Feu pape Jean-Paul II
Ce texte fixe les règles de la vacance du siège pontifical, de l’élection du nouveau pape mais aussi des funérailles du pape défunt.
Les modalités du protocole de l’enterrement d’un pape sont édictées dans la constitution apostolique Universi dominici gregis, promulguée en 1996 par Jean-Paul II puis révisée deux années plus tard pour simplifier certains points.
Au premier temps de ce rituel très codifié, le camerlingue, cardinal à la tête de la chambre apostolique, confirme la mort du pape, rédige l’acte de décès et met sous scellés sa chambre et ses bureaux, qui ne seront rouverts qu’une fois son successeur élu. Il avertit ensuite le vicaire de Rome par la formule « Vere Papa mortus est ».
Au dehors de la chambre, les cloches de la basilique sonnent le glas, le drapeau jaune et blanc est hissé et les gardes suisses troquent leur uniforme pour une tenue bleu marine.
Ensuite, le service funèbre des obsèques commence. Une période qu’on appelle les novemdiales.
Pendant ces dernières, des messes sont célébrées pour le salut de l’âme du pape défunt.
PLUS SIMPLE DEPUIS PAUL VI...
Ce service funéraire se déroule ensuite en trois étapes. Le corps du pape défunt est d’abord exposé dans la chapelle du Saint-Sacrement, la chapelle Sixtine ou devant l’autel principal de la basilique Saint-Pierre, pour que les fidèles puissent lui rendre un dernier hommage.
Si le pape défunt était autrefois entouré de nombreux accessoires et ornements, Paul VI avait simplifié le rituel pour ne conserver que le pallium, l’étole, l’aube, la chasuble et la mitre.
C’est le maître des célébrations liturgiques qui veille à ce que le corps du pape soit revêtu de ces attributs.

Après trois ou quatre jours, le corps du pape défunt est placé dans trois cercueils imbriqués (de plomb, de chêne ou d’orme, et de cyprès). Sont aussi déposées des médailles frappées pendant le pontificat et une brève biographie du pape avec les éléments représentatifs de son pontificat.

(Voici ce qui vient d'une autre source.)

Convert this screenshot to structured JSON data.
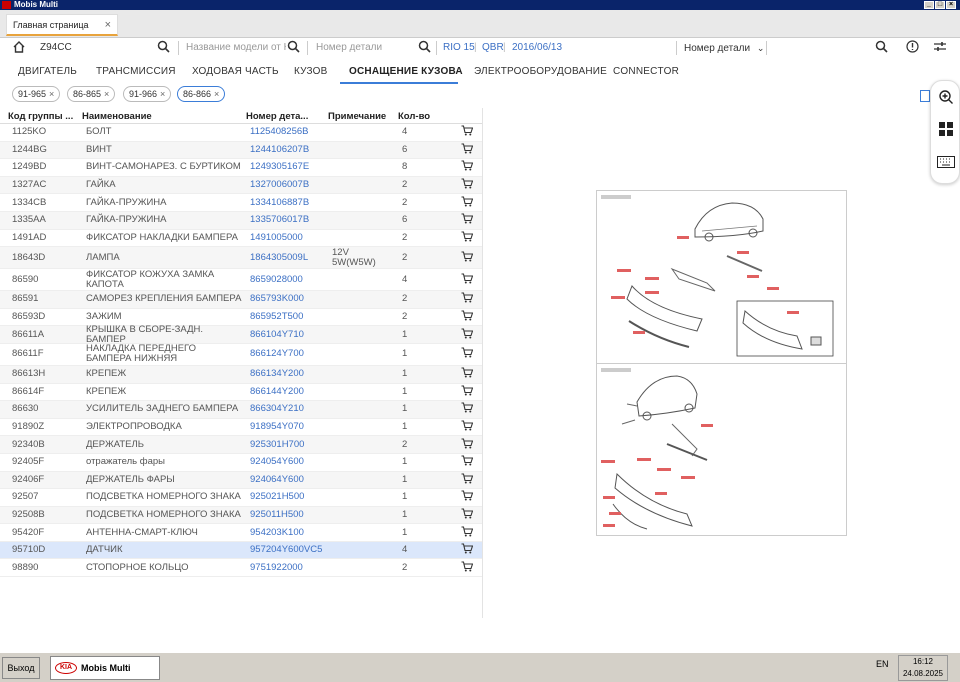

Pour Jean-Paul II, par exemple, était écrit : « Son amour des jeunes l’a poussé à créer les Journées mondiales de la jeunesse, en y invitant des millions de jeunes dans diverses parties du monde. »
Mais chaque rituel s’inscrit dans un contexte différent. Si les cérémonies des funérailles papales étaient jusque-là caractérisées par leur faste, à partir de la mort de Paul VI, en 1978, la simplicité fut de rigueur. Avant lui, la mort de Pie XII, en 1958, avait rassemblé 500 000 personnes, tandis qu’un million de fidèles avaient fait le déplacement pour les obsèques de Jean-Paul II.